I have just finished The Raven King, the last in The Raven Cycle, by Maggie Stiefvater.
Oh. My. Lord.
I loved the first book in the series, The Raven Boys, when I read it way back when (three years ago, apparently), and was bereft at how it just ended dead (well, bloomin furious is probably closer).
Then I read Dream Thieves and darn me if it didn’t happen again, although the beautiful organic prose made it almost okay. So, when Blue Lily, Lily Blue came out, I was still a little resentful, and not quite ready to re-read the first two and catch up.
I’m glad I waited because it meant I could consume all four books inside a month.
I’m trying to describe how I feel, without giving anything away: it’s a series that has to be appreciated without anything resembling a spoiler. The reveal, the experiencing alongside the characters, is the heart and soul of it.
To borrow a shadow of Maggie Stiefvater’s masterful imagery, I feel like I have hiked up an impossible mountain, thinking the view couldn’t get any better, certain I’ll be disappointed. And then the top is a panoramic view of a magical world. And then – and then – there’s a crystal ice-clear lake, and I jump in, and I’m shocked and shaking and tingling and alive all at once.
I want to hold the book, the characters, the story, the journey, hold it to my face, like I do the guinea pigs, and sink into the warmth and comfort and escapism of it.
I also want to write like that. And I know I can’t. And it’s okay.
It’s like at school, when I didn’t do A Level Art, because I was never going to get an A, and I wanted to go to Cambridge University (or other people thought I should want to, I can’t really remember) and because the other kids were just so amazing at all sorts of artistry I couldn’t even dream of, and I was never going to produce something like that out of my mundane and stubborn imagination.
So I did History and Maths and English Literature, and quietly slowly smothered my creativity and turned myself into an academic and then a number-cruncher.
I can’t let my awe-ful (in the full-of-awe sense) admiration, hunger and desire for these books, this writing, this powerful imagery and incredible world-building, I can’t let it stop me being the writer I am. Just because I can’t get an A, doesn’t mean I shouldn’t continue to create.

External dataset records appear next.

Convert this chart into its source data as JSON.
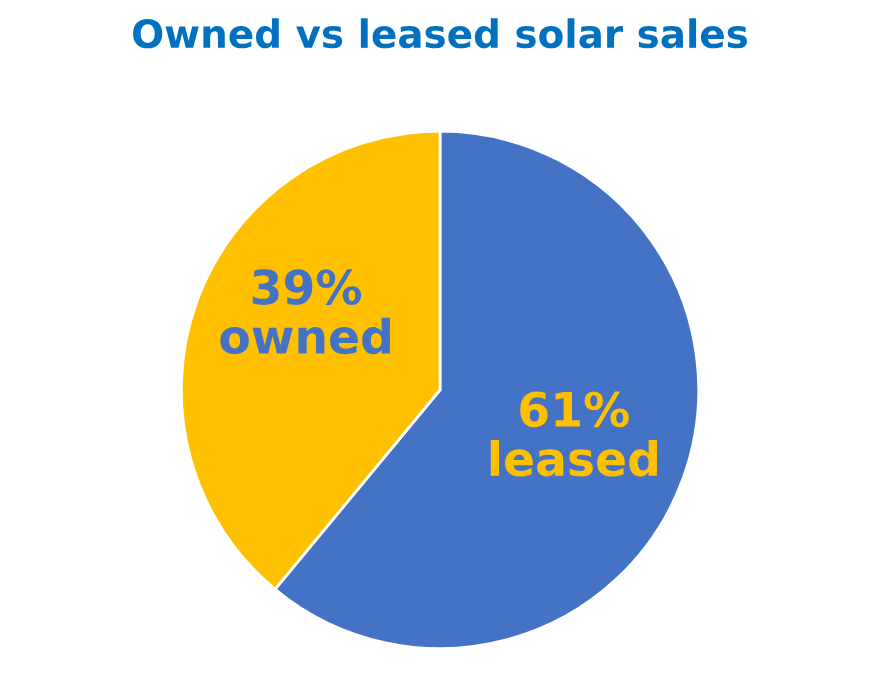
{
  "chart_data": {
    "type": "pie",
    "title": "Owned vs leased solar sales",
    "categories": [
      "leased",
      "owned"
    ],
    "values": [
      61,
      39
    ],
    "value_labels": [
      "61%",
      "39%"
    ],
    "colors": [
      "#4472c4",
      "#ffc000"
    ],
    "legend": false
  }
}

But oh my. To write like that. To be able to give ten years to a set of books – ten years! To persist and dream and create and build and then – let go! How hard must it have been to finish? Just finishing reading them was hard enough. The only thing I admire more than the talent and vision is the sheer dedication and determination. I get bored writing a book after ten weeks.
Anyway, I’m still rather swept up in the Raven Cycle , the hyperbolic, dreamy, electrically charged world. So, sorry for the slightly dreamy hyperbolic post.
I’m not quite ready to come back to earth.
Normal service will resume when I tear myself away from the mountain top. Just a little bit longer.